Bordewich Magnus, Mihaescu Radu
Durham University, Durham.
IEEE/ACM Trans Comput Biol Bioinform. 2013 May-Jun;10(3):576-83. doi: 10.1109/TCBB.2013.39.
Distance-based phylogenetic methods attempt to reconstruct an accurate phylogenetic tree from an estimated matrix of pairwise distances between taxa. This paper examines two distance-based algorithms (GreedyBME and FastME) that are based on the principle of minimizing the balanced minimum evolution score of the output tree in relation to the given estimated distance matrix. This is also the principle that underlies the neighbor-joining (NJ) algorithm. We show that GreedyBME and FastME both reconstruct the entire correct tree if the input data are quartet consistent, and also that if the maximum error of any distance estimate is epsilon, then both algorithms output trees containing all sufficiently long edges of the true tree: those having length at least 3epsilon. That is to say, the algorithms have edge safety radius 1/3. In contrast, quartet consistency of the data is not sufficient to guarantee the NJ algorithm reconstructs the correct tree, and moreover, the NJ algorithm has edge safety radius of 1/4: Only edges of the true tree of length at least 4epsilon can be guaranteed to appear in the output. These results give further theoretical support to the experimental evidence suggesting FastME is a more suitable distance-based phylogeny reconstruction method than the NJ algorithm.
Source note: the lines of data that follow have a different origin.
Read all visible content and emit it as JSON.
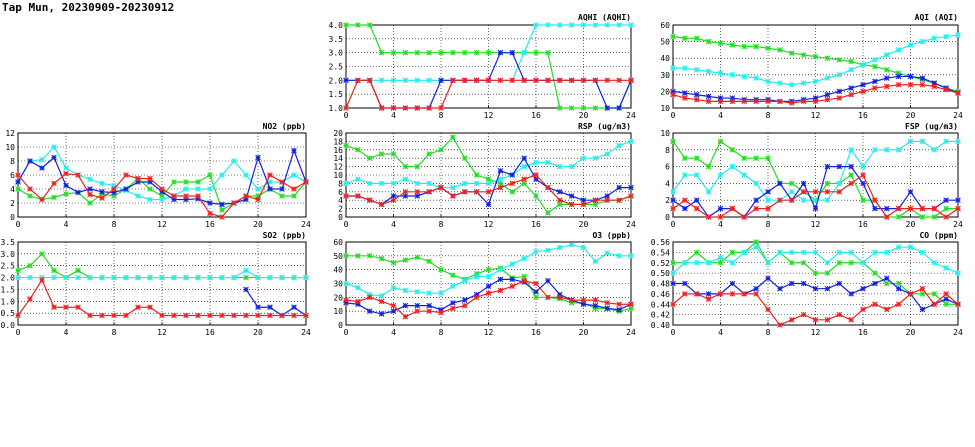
{
  "page_title": "Tap Mun, 20230909-20230912",
  "colors": {
    "green": "#22dd22",
    "cyan": "#22eeee",
    "blue": "#1122dd",
    "red": "#ee2222",
    "grid": "#000000"
  },
  "chart_data": [
    {
      "id": "aqhi",
      "type": "line",
      "title": "AQHI (AQHI)",
      "ylim": [
        1,
        4
      ],
      "yticks": [
        "1.0",
        "1.5",
        "2.0",
        "2.5",
        "3.0",
        "3.5",
        "4.0"
      ],
      "xlim": [
        0,
        24
      ],
      "xticks": [
        "0",
        "4",
        "8",
        "12",
        "16",
        "20",
        "24"
      ],
      "series": [
        {
          "color": "green",
          "values": [
            4,
            4,
            4,
            3,
            3,
            3,
            3,
            3,
            3,
            3,
            3,
            3,
            3,
            3,
            3,
            3,
            3,
            3,
            1,
            1,
            1,
            1,
            1,
            1,
            2
          ]
        },
        {
          "color": "cyan",
          "values": [
            2,
            2,
            2,
            2,
            2,
            2,
            2,
            2,
            2,
            2,
            2,
            2,
            2,
            2,
            2,
            3,
            4,
            4,
            4,
            4,
            4,
            4,
            4,
            4,
            4
          ]
        },
        {
          "color": "blue",
          "values": [
            2,
            2,
            2,
            1,
            1,
            1,
            1,
            1,
            2,
            2,
            2,
            2,
            2,
            3,
            3,
            2,
            2,
            2,
            2,
            2,
            2,
            2,
            1,
            1,
            2
          ]
        },
        {
          "color": "red",
          "values": [
            1,
            2,
            2,
            1,
            1,
            1,
            1,
            1,
            1,
            2,
            2,
            2,
            2,
            2,
            2,
            2,
            2,
            2,
            2,
            2,
            2,
            2,
            2,
            2,
            2
          ]
        }
      ]
    },
    {
      "id": "aqi",
      "type": "line",
      "title": "AQI (AQI)",
      "ylim": [
        10,
        60
      ],
      "yticks": [
        "10",
        "20",
        "30",
        "40",
        "50",
        "60"
      ],
      "xlim": [
        0,
        24
      ],
      "xticks": [
        "0",
        "4",
        "8",
        "12",
        "16",
        "20",
        "24"
      ],
      "series": [
        {
          "color": "green",
          "values": [
            53,
            52,
            52,
            50,
            49,
            48,
            47,
            47,
            46,
            45,
            43,
            42,
            41,
            40,
            39,
            38,
            36,
            35,
            33,
            31,
            29,
            27,
            25,
            22,
            20
          ]
        },
        {
          "color": "cyan",
          "values": [
            34,
            34,
            33,
            32,
            31,
            30,
            29,
            28,
            26,
            25,
            24,
            25,
            26,
            28,
            30,
            33,
            36,
            39,
            42,
            45,
            48,
            50,
            52,
            53,
            54
          ]
        },
        {
          "color": "blue",
          "values": [
            20,
            19,
            18,
            17,
            16,
            16,
            15,
            15,
            15,
            14,
            14,
            15,
            16,
            18,
            20,
            22,
            24,
            26,
            28,
            29,
            29,
            28,
            25,
            22,
            19
          ]
        },
        {
          "color": "red",
          "values": [
            18,
            16,
            15,
            14,
            14,
            14,
            14,
            14,
            14,
            14,
            13,
            14,
            14,
            15,
            16,
            18,
            20,
            22,
            23,
            24,
            24,
            24,
            23,
            21,
            19
          ]
        }
      ]
    },
    {
      "id": "no2",
      "type": "line",
      "title": "NO2 (ppb)",
      "ylim": [
        0,
        12
      ],
      "yticks": [
        "0",
        "2",
        "4",
        "6",
        "8",
        "10",
        "12"
      ],
      "xlim": [
        0,
        24
      ],
      "xticks": [
        "0",
        "4",
        "8",
        "12",
        "16",
        "20",
        "24"
      ],
      "series": [
        {
          "color": "green",
          "values": [
            4,
            3,
            2.5,
            2.8,
            3.3,
            3.5,
            2,
            3.3,
            3,
            4,
            5.5,
            4,
            3,
            5,
            5,
            5,
            6,
            1,
            2,
            3,
            3,
            4,
            3,
            3,
            5
          ]
        },
        {
          "color": "cyan",
          "values": [
            5,
            8,
            8.2,
            10,
            7,
            6,
            5.4,
            4.8,
            4.5,
            3.8,
            3,
            2.5,
            2.5,
            3,
            4,
            4,
            4,
            6,
            8,
            6,
            4,
            5,
            5,
            6,
            5
          ]
        },
        {
          "color": "blue",
          "values": [
            5,
            8,
            7,
            8.5,
            4.5,
            3.5,
            4,
            3.6,
            3.5,
            4,
            5,
            5,
            3.6,
            2.5,
            2.5,
            2.6,
            2,
            1.8,
            2,
            2.5,
            8.5,
            4,
            4,
            9.5,
            5
          ]
        },
        {
          "color": "red",
          "values": [
            6,
            4,
            2.5,
            4.8,
            6.2,
            6,
            3.2,
            2.7,
            4,
            6,
            5.5,
            5.5,
            4,
            3,
            3,
            3,
            0.5,
            0,
            2,
            3,
            2.5,
            6,
            5,
            4,
            5
          ]
        }
      ]
    },
    {
      "id": "rsp",
      "type": "line",
      "title": "RSP (ug/m3)",
      "ylim": [
        0,
        20
      ],
      "yticks": [
        "0",
        "2",
        "4",
        "6",
        "8",
        "10",
        "12",
        "14",
        "16",
        "18",
        "20"
      ],
      "xlim": [
        0,
        24
      ],
      "xticks": [
        "0",
        "4",
        "8",
        "12",
        "16",
        "20",
        "24"
      ],
      "series": [
        {
          "color": "green",
          "values": [
            17,
            16,
            14,
            15,
            15,
            12,
            12,
            15,
            16,
            19,
            14,
            10,
            9,
            8,
            6,
            8,
            5,
            1,
            3,
            3,
            3,
            3,
            4,
            4,
            5
          ]
        },
        {
          "color": "cyan",
          "values": [
            8,
            9,
            8,
            8,
            8,
            9,
            8,
            8,
            7,
            7,
            8,
            8,
            8,
            9,
            10,
            12,
            13,
            13,
            12,
            12,
            14,
            14,
            15,
            17,
            18
          ]
        },
        {
          "color": "blue",
          "values": [
            5,
            5,
            4,
            3,
            5,
            5,
            5,
            6,
            7,
            5,
            6,
            6,
            3,
            11,
            10,
            14,
            9,
            7,
            6,
            5,
            4,
            4,
            5,
            7,
            7
          ]
        },
        {
          "color": "red",
          "values": [
            5,
            5,
            4,
            3,
            4,
            6,
            6,
            6,
            7,
            5,
            6,
            6,
            6,
            7,
            8,
            9,
            10,
            7,
            4,
            3,
            3,
            4,
            4,
            4,
            5
          ]
        }
      ]
    },
    {
      "id": "fsp",
      "type": "line",
      "title": "FSP (ug/m3)",
      "ylim": [
        0,
        10
      ],
      "yticks": [
        "0",
        "2",
        "4",
        "6",
        "8",
        "10"
      ],
      "xlim": [
        0,
        24
      ],
      "xticks": [
        "0",
        "4",
        "8",
        "12",
        "16",
        "20",
        "24"
      ],
      "series": [
        {
          "color": "green",
          "values": [
            9,
            7,
            7,
            6,
            9,
            8,
            7,
            7,
            7,
            4,
            4,
            3,
            2,
            4,
            4,
            5,
            2,
            2,
            0,
            0,
            1,
            0,
            0,
            1,
            1
          ]
        },
        {
          "color": "cyan",
          "values": [
            3,
            5,
            5,
            3,
            5,
            6,
            5,
            4,
            2,
            2,
            3,
            2,
            2,
            2,
            4,
            8,
            6,
            8,
            8,
            8,
            9,
            9,
            8,
            9,
            9
          ]
        },
        {
          "color": "blue",
          "values": [
            2,
            1,
            2,
            0,
            1,
            1,
            0,
            2,
            3,
            4,
            2,
            4,
            1,
            6,
            6,
            6,
            4,
            1,
            1,
            1,
            3,
            1,
            1,
            2,
            2
          ]
        },
        {
          "color": "red",
          "values": [
            1,
            2,
            1,
            0,
            0,
            1,
            0,
            1,
            1,
            2,
            2,
            3,
            3,
            3,
            3,
            4,
            5,
            2,
            0,
            1,
            1,
            1,
            1,
            0,
            1
          ]
        }
      ]
    },
    {
      "id": "so2",
      "type": "line",
      "title": "SO2 (ppb)",
      "ylim": [
        0,
        3.5
      ],
      "yticks": [
        "0.0",
        "0.5",
        "1.0",
        "1.5",
        "2.0",
        "2.5",
        "3.0",
        "3.5"
      ],
      "xlim": [
        0,
        24
      ],
      "xticks": [
        "0",
        "4",
        "8",
        "12",
        "16",
        "20",
        "24"
      ],
      "series": [
        {
          "color": "green",
          "values": [
            2.3,
            2.5,
            3.0,
            2.3,
            2.0,
            2.3,
            2.0,
            2.0,
            2.0,
            2.0,
            2.0,
            2.0,
            2.0,
            2.0,
            2.0,
            2.0,
            2.0,
            2.0,
            2.0,
            2.0,
            2.0,
            2.0,
            2.0,
            2.0,
            2.0
          ]
        },
        {
          "color": "cyan",
          "values": [
            2.0,
            2.0,
            2.0,
            2.0,
            2.0,
            2.0,
            2.0,
            2.0,
            2.0,
            2.0,
            2.0,
            2.0,
            2.0,
            2.0,
            2.0,
            2.0,
            2.0,
            2.0,
            2.0,
            2.3,
            2.0,
            2.0,
            2.0,
            2.0,
            2.0
          ]
        },
        {
          "color": "blue",
          "values": [
            null,
            null,
            null,
            null,
            null,
            null,
            null,
            null,
            null,
            null,
            null,
            null,
            null,
            null,
            null,
            null,
            null,
            null,
            null,
            1.5,
            0.75,
            0.75,
            0.4,
            0.75,
            0.4
          ]
        },
        {
          "color": "red",
          "values": [
            0.4,
            1.1,
            1.9,
            0.75,
            0.75,
            0.75,
            0.4,
            0.4,
            0.4,
            0.4,
            0.75,
            0.75,
            0.4,
            0.4,
            0.4,
            0.4,
            0.4,
            0.4,
            0.4,
            0.4,
            0.4,
            0.4,
            0.4,
            0.4,
            0.4
          ]
        }
      ]
    },
    {
      "id": "o3",
      "type": "line",
      "title": "O3 (ppb)",
      "ylim": [
        0,
        60
      ],
      "yticks": [
        "0",
        "10",
        "20",
        "30",
        "40",
        "50",
        "60"
      ],
      "xlim": [
        0,
        24
      ],
      "xticks": [
        "0",
        "4",
        "8",
        "12",
        "16",
        "20",
        "24"
      ],
      "series": [
        {
          "color": "green",
          "values": [
            50,
            50,
            50,
            48,
            45,
            47,
            49,
            46,
            40,
            36,
            33,
            37,
            40,
            41,
            34,
            35,
            20,
            20,
            19,
            16,
            16,
            12,
            12,
            10,
            12
          ]
        },
        {
          "color": "cyan",
          "values": [
            30,
            27,
            22,
            21,
            27,
            25,
            24,
            23,
            23,
            28,
            32,
            35,
            35,
            40,
            44,
            48,
            53,
            54,
            56,
            58,
            56,
            46,
            52,
            50,
            50
          ]
        },
        {
          "color": "blue",
          "values": [
            16,
            15,
            10,
            8,
            10,
            14,
            14,
            14,
            11,
            16,
            18,
            22,
            28,
            33,
            33,
            31,
            24,
            32,
            22,
            18,
            15,
            14,
            12,
            11,
            15
          ]
        },
        {
          "color": "red",
          "values": [
            18,
            17,
            20,
            17,
            14,
            6,
            10,
            10,
            9,
            12,
            14,
            20,
            23,
            25,
            28,
            32,
            30,
            20,
            20,
            18,
            18,
            18,
            16,
            15,
            15
          ]
        }
      ]
    },
    {
      "id": "co",
      "type": "line",
      "title": "CO (ppm)",
      "ylim": [
        0.4,
        0.56
      ],
      "yticks": [
        "0.40",
        "0.42",
        "0.44",
        "0.46",
        "0.48",
        "0.50",
        "0.52",
        "0.54",
        "0.56"
      ],
      "xlim": [
        0,
        24
      ],
      "xticks": [
        "0",
        "4",
        "8",
        "12",
        "16",
        "20",
        "24"
      ],
      "series": [
        {
          "color": "green",
          "values": [
            0.52,
            0.52,
            0.54,
            0.52,
            0.52,
            0.54,
            0.54,
            0.56,
            0.52,
            0.54,
            0.52,
            0.52,
            0.5,
            0.5,
            0.52,
            0.52,
            0.52,
            0.5,
            0.48,
            0.48,
            0.46,
            0.46,
            0.46,
            0.44,
            0.44
          ]
        },
        {
          "color": "cyan",
          "values": [
            0.5,
            0.52,
            0.52,
            0.52,
            0.53,
            0.52,
            0.54,
            0.55,
            0.52,
            0.54,
            0.54,
            0.54,
            0.54,
            0.52,
            0.54,
            0.54,
            0.52,
            0.54,
            0.54,
            0.55,
            0.55,
            0.54,
            0.52,
            0.51,
            0.5
          ]
        },
        {
          "color": "blue",
          "values": [
            0.48,
            0.48,
            0.46,
            0.46,
            0.46,
            0.48,
            0.46,
            0.47,
            0.49,
            0.47,
            0.48,
            0.48,
            0.47,
            0.47,
            0.48,
            0.46,
            0.47,
            0.48,
            0.49,
            0.47,
            0.46,
            0.43,
            0.44,
            0.45,
            0.44
          ]
        },
        {
          "color": "red",
          "values": [
            0.44,
            0.46,
            0.46,
            0.45,
            0.46,
            0.46,
            0.46,
            0.46,
            0.43,
            0.4,
            0.41,
            0.42,
            0.41,
            0.41,
            0.42,
            0.41,
            0.43,
            0.44,
            0.43,
            0.44,
            0.46,
            0.47,
            0.44,
            0.46,
            0.44
          ]
        }
      ]
    }
  ]
}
基于距离的系统发育方法试图从分类单元之间成对距离的估计矩阵中重建一棵准确的系统发育树。本文研究了两种基于距离的算法(GreedyBME和FastME),它们基于相对于给定估计距离矩阵最小化输出树的平衡最小进化得分的原则。这也是邻接法(NJ)算法的基础原则。我们表明,如果输入数据是四重一致的,那么GreedyBME和FastME都能重建整个正确的树,并且如果任何距离估计的最大误差为ε,那么这两种算法输出的树都包含真实树的所有足够长的边:那些长度至少为3ε的边。也就是说,这些算法的边安全半径为1/3。相比之下,数据的四重一致性不足以保证NJ算法能重建正确的树,而且NJ算法的边安全半径为1/4:只有真实树中长度至少为4ε的边才能保证出现在输出中。这些结果为实验证据提供了进一步的理论支持,表明FastME是一种比NJ算法更适合的基于距离的系统发育重建方法。